~TIGA~

15 4 0
                                    

Esa langsung membuka 2 penutup kain yang menghalangi wajah kedua jenazah itu, dan ketika Esa liat ternyata dua jenazah itu adalah Ayah dan Ibu Esa.

Tangisnya pecah, kini air mata nya sudah membasahi pipinya. Esa sedih karena orang tua nya meninggalkan nya secepet itu, Esa masih gak nyangka. Esa memeluk jenazah sang Ayah, lalu ia juga memeluk jenazah sang Ibu. Ia merasa kan kesedihan yang amat mendalam, bahkan ini merupakan air mata paling sedih yang pernah Esa keluar kan seumur hidup nya.

Ayah dan Ibu Esa akan di makam kan besok pagi, Esa merasa ia sudah tidak mempunyai siapa-siapa lagi. Malam itu Esa serta kerabat dan tetangga ikut menunggu jenazah kedua orang tuanya di ruang tamu, semalaman ini Esa tidak tidur. Bahkan Esa sampai lupa memberi tahu kan kabar dukanya kepada sahabat nya, ia sedari tadi belum menghubungi Alena sama sekali.

Malam berganti pagi, jenazah kedua orang tuanya sedang di mandikan. Esa ikut serta membantu pemandian jenazah sang ayah, walaupun sudah ada pemandi jenazah.

Setelah kedua jenazah itu dimandikan, Esa baru teringat sahabat nya. Ia langsung menelpon sahabat nya dan memberitahu kabar duka itu, Esa memang telat memberitahu kabar duka itu karena sekarang Alena sudah berada di sekolah.

-----

15 menit berlalu, nampak gadis berseragam SMA memasuki rumah Esa. Ia langsung berjalan mengahampiri kedua jenazah itu dan setelah itu ia menghampiri sahabat nya.

Esa sedang duduk terdiam di samping jenazah kedua orang tuanya itu. Alena duduk di samping Esa, wajah Esa benar benar nampak sedih dan juga murung. Kedua orang tuanya meninggalkan nya dalam waktu yang bersamaan, dan ia sudah tidak memiliki siapa-siapa lagi.

Pandangan Esa kosong, ia menatap kedua jenazah dengan tatapan kosong. Mata nya sembab, wajah nya terlihat pucat. Alena tau pasti sahabat nya ini belum makan, ia tau ketika melihat wajah sahabat nya pucat.

"Sa, lu belum makan ya?" Tanya Alena.

Esa diam, tidak menjawab apa pun. Entah tidak mendengar atau memang tidak mau menjawab, wajah nya pucat dan selalu menatap kosong ke arah dua jenazah itu. Alena paham mungkin sekarang sahabat nya ini butuh waktu sendiri, Alena tidak mengatakan apa pun lagi ke Esa, ia hanya mengelus pundak Esa untuk menyemangati Esa.

Beberapa menit kemudian datang Evan (kaka Esa) dan istrinya. Evan tinggal di luar kota bersama istrinya karena mereka bekerja disana, Evan yang baru saja datang langsung memeluk kedua jenazah itu. Evan mengeluarkan air mata nya, namun ia mengelap air mata itu dan berusaha tegar.

***

Di pemakaman

Kedua orang tua nya Esa telah dimakam kan, bahkan orang-orang yang ikut ke pemakaman sudah banyak yang pulang. Di pemakaman hanya tersisa Esa, Alena, Evan, dan Zita (istri Evan).

Siang ini langit nampak mendung, bahkan gerimis pun sudah turun sebagai pertanda akan turun hujan yang besar.

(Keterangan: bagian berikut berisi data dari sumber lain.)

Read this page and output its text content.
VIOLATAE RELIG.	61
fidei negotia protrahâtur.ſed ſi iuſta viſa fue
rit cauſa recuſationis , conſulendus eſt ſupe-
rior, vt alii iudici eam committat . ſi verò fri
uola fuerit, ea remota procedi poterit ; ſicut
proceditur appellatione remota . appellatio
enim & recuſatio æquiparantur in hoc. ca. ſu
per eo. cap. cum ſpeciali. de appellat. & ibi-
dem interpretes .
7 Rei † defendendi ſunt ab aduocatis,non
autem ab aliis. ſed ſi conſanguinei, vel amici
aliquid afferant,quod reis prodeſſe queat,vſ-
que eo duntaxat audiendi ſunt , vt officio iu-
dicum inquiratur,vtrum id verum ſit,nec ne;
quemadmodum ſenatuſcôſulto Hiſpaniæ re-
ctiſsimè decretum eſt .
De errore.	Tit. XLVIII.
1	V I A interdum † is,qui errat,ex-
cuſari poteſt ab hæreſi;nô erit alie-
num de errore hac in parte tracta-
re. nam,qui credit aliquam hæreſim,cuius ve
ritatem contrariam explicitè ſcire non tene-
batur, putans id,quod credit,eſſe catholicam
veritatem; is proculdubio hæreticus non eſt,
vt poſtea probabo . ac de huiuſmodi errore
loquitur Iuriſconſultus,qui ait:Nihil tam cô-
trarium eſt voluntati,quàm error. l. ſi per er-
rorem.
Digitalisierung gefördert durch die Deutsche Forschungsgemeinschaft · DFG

Evan menatap langit dan tangan nya mendapati air dari gerimis itu. Evan melihat adik nya yang masih setia berjongkok di pinggir makam, ia berniat mengajak adik nya pulang ke rumah.

"Sa, udah gerimis. Kamu gak mau pulang?" Tanya sang kaka.

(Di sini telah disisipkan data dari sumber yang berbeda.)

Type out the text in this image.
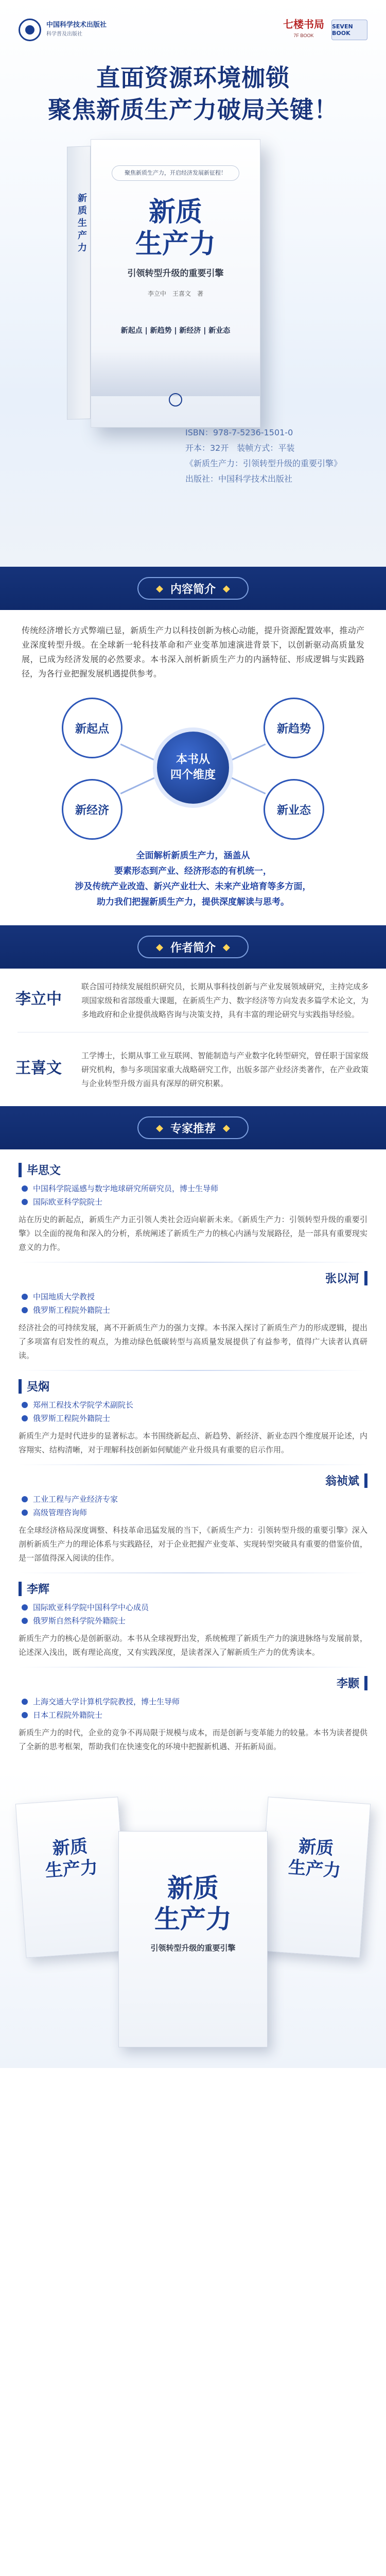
中国科学技术出版社
科学普及出版社
七楼书局
7F BOOK
SEVEN BOOK
直面资源环境枷锁
聚焦新质生产力破局关键！
新质生产力
聚焦新质生产力，开启经济发展新征程！
新质
生产力
引领转型升级的重要引擎
李立中　王喜文　著
新起点 | 新趋势 | 新经济 | 新业态
ISBN：978-7-5236-1501-0
开本：32开　装帧方式：平装
《新质生产力：引领转型升级的重要引擎》
出版社：中国科学技术出版社
◆ 内容简介 ◆
传统经济增长方式弊端已显，新质生产力以科技创新为核心动能，提升资源配置效率，推动产业深度转型升级。在全球新一轮科技革命和产业变革加速演进背景下，以创新驱动高质量发展，已成为经济发展的必然要求。本书深入剖析新质生产力的内涵特征、形成逻辑与实践路径，为各行业把握发展机遇提供参考。
新起点	新趋势
新经济	新业态
本书从
四个维度
全面解析新质生产力，涵盖从
要素形态到产业、经济形态的有机统一，
涉及传统产业改造、新兴产业壮大、未来产业培育等多方面，
助力我们把握新质生产力，提供深度解读与思考。
◆ 作者简介 ◆
李立中
联合国可持续发展组织研究员，长期从事科技创新与产业发展领域研究，主持完成多项国家级和省部级重大课题，在新质生产力、数字经济等方向发表多篇学术论文，为多地政府和企业提供战略咨询与决策支持，具有丰富的理论研究与实践指导经验。
王喜文
工学博士，长期从事工业互联网、智能制造与产业数字化转型研究，曾任职于国家级研究机构，参与多项国家重大战略研究工作，出版多部产业经济类著作，在产业政策与企业转型升级方面具有深厚的研究积累。
◆ 专家推荐 ◆
毕思文
中国科学院遥感与数字地球研究所研究员，博士生导师
国际欧亚科学院院士
站在历史的新起点，新质生产力正引领人类社会迈向崭新未来。《新质生产力：引领转型升级的重要引擎》以全面的视角和深入的分析，系统阐述了新质生产力的核心内涵与发展路径，是一部具有重要现实意义的力作。
张以河
中国地质大学教授
俄罗斯工程院外籍院士
经济社会的可持续发展，离不开新质生产力的强力支撑。本书深入探讨了新质生产力的形成逻辑，提出了多项富有启发性的观点，为推动绿色低碳转型与高质量发展提供了有益参考，值得广大读者认真研读。
吴焖
郑州工程技术学院学术副院长
俄罗斯工程院外籍院士
新质生产力是时代进步的显著标志。本书围绕新起点、新趋势、新经济、新业态四个维度展开论述，内容翔实、结构清晰，对于理解科技创新如何赋能产业升级具有重要的启示作用。
翁祯斌
工业工程与产业经济专家
高级管理咨询师
在全球经济格局深度调整、科技革命迅猛发展的当下，《新质生产力：引领转型升级的重要引擎》深入剖析新质生产力的理论体系与实践路径，对于企业把握产业变革、实现转型突破具有重要的借鉴价值，是一部值得深入阅读的佳作。
李辉
国际欧亚科学院中国科学中心成员
俄罗斯自然科学院外籍院士
新质生产力的核心是创新驱动。本书从全球视野出发，系统梳理了新质生产力的演进脉络与发展前景，论述深入浅出，既有理论高度，又有实践深度，是读者深入了解新质生产力的优秀读本。
李颢
上海交通大学计算机学院教授，博士生导师
日本工程院外籍院士
新质生产力的时代，企业的竞争不再局限于规模与成本，而是创新与变革能力的较量。本书为读者提供了全新的思考框架，帮助我们在快速变化的环境中把握新机遇、开拓新局面。
新质
生产力
新质
生产力
新质
生产力
引领转型升级的重要引擎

Esa masih terdiam, sedari tadi ia tidak mengeluarkan sepatah kata pun. Pandangan Esa kosong, ia seperti sedang melamun dengan arah pandangan melihat kedua makam tersebut.

"Sa, udah mau hujan. Kamu gak mau pulang?" Tanya Evan yang kedua kali nya, sambil memgang pundak Esa.

Esa hanya menggeleng

Evan khawatir dengan istrinya, ia tidak ingin istrinya kehujanan dan jatuh sakit. Akhirnya Evan memutus kan untuk pergi dari pemakaman itu dan pulang ke rumah almarhum Ayah nya yang di huni oleh Esa.